Salaires des fonctionnaires : pas de dégel du point, du « sur-mesure » selon Amélie de Montchalin

Rémunération

La nouvelle ministre de la Transformation et de la Fonction publiques, Amélie de Montchalin, n’a annoncé aucun dégel du point d’indice lors de son premier rendez-vous salarial avec les syndicats de fonctionnaires vendredi 24 juillet 2020, préférant faire du « sur mesure » avec des actions ciblées sur les bas salaires et les inégalités femmes-hommes.

Lors d’un point presse à l’issue de la réunion, la ministre a souligné que « le contexte de la crise du Covid-19 nous oblige à être efficaces et concentrés et à répondre en priorité aux questions urgentes ».

C’est ainsi que le « Ségur » a débloqué 8,2 milliards d’euros pour les salaires des personnels hospitaliers, soit au total à 1,8 million de salariés. Les pompiers (prime de feu), les policiers et les chercheurs ont également bénéficié de mesures spécifiques. La ministre a écarté toute mesure générale, observant que « l’augmentation du point d’indice valorise beaucoup la catégorie A et très peu la C » (la moins bien dotée).

La CGT dénonce un « manque d’ambition », FO exprime une « déception immense », et même les réformistes CFDT et Unsa jugent « très insuffisantes » les mesures annoncées au regard de l’enjeu.

Le salaire net moyen dans la fonction publique d’État a baissé de 1,2 % en 2018 selon une analyse de l’Insee publiée en début de semaine. Tous statuts confondus, le salaire net moyen des agents de l’État s’élevait à 2 573 euros par mois en 2018, en baisse de 1,2 % en euros constants par rapport à 2017.

Cette baisse du pouvoir d’achat des fonctionnaires s’explique par le regain d’inflation en 2018, mais aussi par l’absence de revalorisation du point d’indice (à l’exception des 0,6 % de juillet 2016, puis de février 2017 sous le quinquennat Hollande). Elle est aussi due au gel pour une année du protocole sur les parcours, carrières et rémunérations (PPCR) et au rétablissement du jour de carence.

La ministre a annoncé à cet égard que le PPCR serait mené à bien en 2021 (soit 550 millions d’euros de dépenses après 850 millions en 2020).

Elle a également assuré reconduire la garantie individuelle de pouvoir d’achat (GIPA) « jusqu’à la fin du quinquennat » et pris l’engagement que l’indemnité compensatrice de la hausse de la CSG serait « dynamique et pérenne ».
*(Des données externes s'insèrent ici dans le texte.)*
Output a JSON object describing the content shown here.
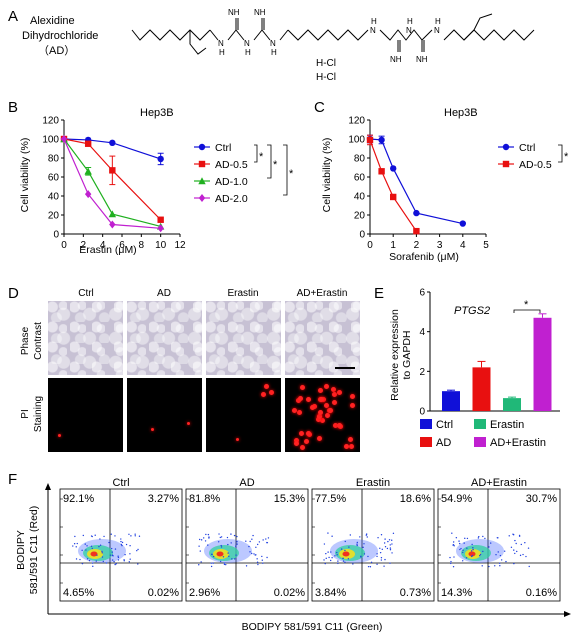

La ministre entend lancer à l’automne le « chantier » de la complémentaire santé et prévoyance des fonctionnaires. Contrairement aux salariés du privé, qui bénéficient d’une mutuelle prise en charge au moins pour moitié par l’employeur, cette participation est facultative, et lorsqu’elle existe très faible dans la fonction publique.
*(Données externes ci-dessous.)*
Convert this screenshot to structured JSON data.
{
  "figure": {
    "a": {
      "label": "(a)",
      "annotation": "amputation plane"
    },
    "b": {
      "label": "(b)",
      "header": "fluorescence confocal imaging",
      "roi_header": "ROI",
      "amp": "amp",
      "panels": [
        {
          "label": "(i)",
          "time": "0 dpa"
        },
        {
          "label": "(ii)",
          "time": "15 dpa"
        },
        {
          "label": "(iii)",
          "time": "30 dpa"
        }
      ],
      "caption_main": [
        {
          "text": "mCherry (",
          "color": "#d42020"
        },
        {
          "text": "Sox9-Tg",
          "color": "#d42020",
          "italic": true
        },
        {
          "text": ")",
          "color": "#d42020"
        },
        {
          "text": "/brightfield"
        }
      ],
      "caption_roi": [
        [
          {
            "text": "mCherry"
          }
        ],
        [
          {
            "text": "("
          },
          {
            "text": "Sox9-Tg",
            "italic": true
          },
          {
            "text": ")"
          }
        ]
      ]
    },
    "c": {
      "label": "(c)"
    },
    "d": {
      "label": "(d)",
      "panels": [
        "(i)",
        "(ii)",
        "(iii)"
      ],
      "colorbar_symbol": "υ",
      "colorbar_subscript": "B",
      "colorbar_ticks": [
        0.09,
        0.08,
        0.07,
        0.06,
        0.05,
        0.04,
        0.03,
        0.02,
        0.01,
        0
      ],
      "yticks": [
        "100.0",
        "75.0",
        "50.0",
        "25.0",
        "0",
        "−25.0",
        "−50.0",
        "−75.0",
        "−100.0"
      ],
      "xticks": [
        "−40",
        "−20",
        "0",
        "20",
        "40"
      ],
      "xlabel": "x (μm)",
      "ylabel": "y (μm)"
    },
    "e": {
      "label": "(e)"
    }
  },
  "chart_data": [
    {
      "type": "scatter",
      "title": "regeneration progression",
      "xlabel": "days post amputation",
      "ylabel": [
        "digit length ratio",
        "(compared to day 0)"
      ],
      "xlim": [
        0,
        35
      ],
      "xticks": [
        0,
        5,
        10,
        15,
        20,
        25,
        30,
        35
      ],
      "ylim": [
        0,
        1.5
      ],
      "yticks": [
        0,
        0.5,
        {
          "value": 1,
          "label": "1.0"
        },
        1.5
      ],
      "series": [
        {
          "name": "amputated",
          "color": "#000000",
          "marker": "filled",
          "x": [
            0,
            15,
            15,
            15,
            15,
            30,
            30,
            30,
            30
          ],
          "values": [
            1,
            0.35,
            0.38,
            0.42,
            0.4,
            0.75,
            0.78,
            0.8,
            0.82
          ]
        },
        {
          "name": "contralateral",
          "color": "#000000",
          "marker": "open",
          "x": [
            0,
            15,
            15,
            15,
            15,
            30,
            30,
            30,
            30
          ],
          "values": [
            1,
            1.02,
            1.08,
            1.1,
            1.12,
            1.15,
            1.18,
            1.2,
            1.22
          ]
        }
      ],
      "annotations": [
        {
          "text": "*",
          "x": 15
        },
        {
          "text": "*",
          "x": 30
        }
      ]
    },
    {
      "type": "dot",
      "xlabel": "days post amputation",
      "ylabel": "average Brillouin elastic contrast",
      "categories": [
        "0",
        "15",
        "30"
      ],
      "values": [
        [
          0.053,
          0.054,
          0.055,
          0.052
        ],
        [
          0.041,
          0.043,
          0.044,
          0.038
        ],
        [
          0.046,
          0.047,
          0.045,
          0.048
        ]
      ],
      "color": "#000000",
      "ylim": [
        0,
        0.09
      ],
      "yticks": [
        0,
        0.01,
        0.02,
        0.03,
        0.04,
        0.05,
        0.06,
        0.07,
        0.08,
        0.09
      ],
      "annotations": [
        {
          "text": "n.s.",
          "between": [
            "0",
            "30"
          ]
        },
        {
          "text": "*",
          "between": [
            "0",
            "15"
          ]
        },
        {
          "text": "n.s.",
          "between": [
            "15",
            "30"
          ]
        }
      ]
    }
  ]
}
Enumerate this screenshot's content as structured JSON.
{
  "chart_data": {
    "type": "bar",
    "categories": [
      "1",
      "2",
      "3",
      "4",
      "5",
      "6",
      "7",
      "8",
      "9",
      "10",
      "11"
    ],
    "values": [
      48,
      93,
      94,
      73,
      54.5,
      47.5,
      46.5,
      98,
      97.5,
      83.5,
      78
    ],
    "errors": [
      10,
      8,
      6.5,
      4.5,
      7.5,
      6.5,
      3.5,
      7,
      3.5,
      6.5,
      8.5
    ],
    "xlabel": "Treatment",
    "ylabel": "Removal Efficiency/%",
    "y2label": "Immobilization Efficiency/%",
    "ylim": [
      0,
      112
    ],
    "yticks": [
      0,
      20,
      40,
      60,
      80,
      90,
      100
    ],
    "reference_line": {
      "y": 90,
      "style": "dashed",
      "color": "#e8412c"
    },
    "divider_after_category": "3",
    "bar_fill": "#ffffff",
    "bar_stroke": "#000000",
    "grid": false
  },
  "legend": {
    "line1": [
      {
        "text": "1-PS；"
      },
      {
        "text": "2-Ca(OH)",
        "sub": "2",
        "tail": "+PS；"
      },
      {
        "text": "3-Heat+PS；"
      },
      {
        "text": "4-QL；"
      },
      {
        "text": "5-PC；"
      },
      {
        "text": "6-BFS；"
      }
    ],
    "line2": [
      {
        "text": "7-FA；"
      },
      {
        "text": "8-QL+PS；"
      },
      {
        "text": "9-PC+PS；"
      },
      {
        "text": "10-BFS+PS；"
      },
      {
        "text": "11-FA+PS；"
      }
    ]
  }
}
Amélie de Montchalin promet enfin de mener une « expertise » pour mettre fin aux inégalités de traitement de filières très féminisées et mal dotées, comme celles des bibliothécaires, des médecins du travail ou des éducateurs du ministère de la Justice.

La ministre veut rendre plus attractifs les postes de fonctionnaires en région, en rapprochant les primes entre Paris et les territoires.